Everglades Conservation & Sportsmen Club Swamp buggy picture
Pine Forest is Dying
In the Little Deer area of the Big Cypress Swamp, vast areas of the pine forest have pine trees that are dying. My theory is that many of the trees have been weakened by hurricane Wilma and fires, both wild and the prescriptive burns set by the NPS are stressing the trees more then they can tolerate. This is allowing the Pine Beatles to attack the trees and the result is an extensive die off of trees.
The character of the pine forest areas of the Big Cypress Swamp are changed when all the pine trees are gone. They become palmetto forests, with no shade and pretty much devoid of animal life. It takes many years for new pine trees to grow from seed and take on the look of a mature pine forest.

Sahara Club Blunder
Panther Tracks
Still have Panthers making tracks around Camp SixPack
I know! I show a lot of panther tracks on my web site, but its to make a point, especially after recent accusations made by a local Sahara Club spokesman, originating in the Los Angeles Times newspaper. Why they went to California to get a newspaper to publish such miss-information about Florida is probably because the local newspapers know not to put too much weight in what this particular spokesmen says.
Anyhow this spokesmen was saying that "ORVs chase panthers from the swamp and that causes them to be run into the road and get hit by cars". Incredible statement with no scientific facts, to base it on. The Sahara Club should be embarrassed to have this guy talking for them.
So to set the record straight, in my experience, Panthers have been around ORVs and backwoods camps in the Big Cypress Swamp, for longer then the 40 years I have been visiting the Big Cypress. We continually see tracks and occasionally see a panther in an area of the Big Cypress Swamp that has high ORV use and a dozen or so back woods camps. No panthers being displaced here! Like any wild animal, they will move out of sight when close to humans, but they are not chased out of an area by ORVs or encounters with people. That is demonstrated by all the tracks around the camps and in the ORV trails and that is why I show them.

Smoky Evening from Prescribed Burn at Little Deer Airstrip in April
A large prescribed burn east of Little Deer Airport causes a smoky evening for us at camp. It does create a unusual colorful sunset. I'm not wild about them doing prescribed burns immediately after the Turkey Mating season.
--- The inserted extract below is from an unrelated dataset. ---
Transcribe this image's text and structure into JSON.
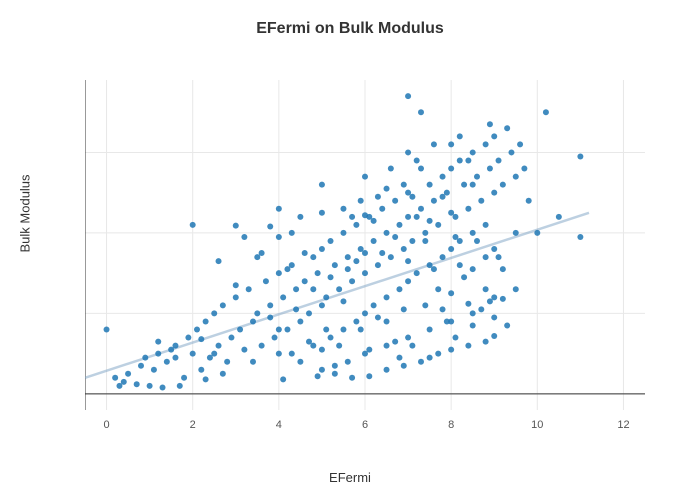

The turkey hens are still nesting during this time and eggs can't run from a fire.

Racoon in a Tree
Treed Raccoon Close up

Treed Coon up a Spindle Tree
Its been a long time since I have seen a Raccoon along the trail to SixPack. Most of them have been eaten by Panthers in the Big Cypress Swamp. This young coon was by the buggy trail and quickly climbed a little spindly tree. Maybe they have learned a Panther can't climb a tree this small and that is the coon's way of not becoming a meal.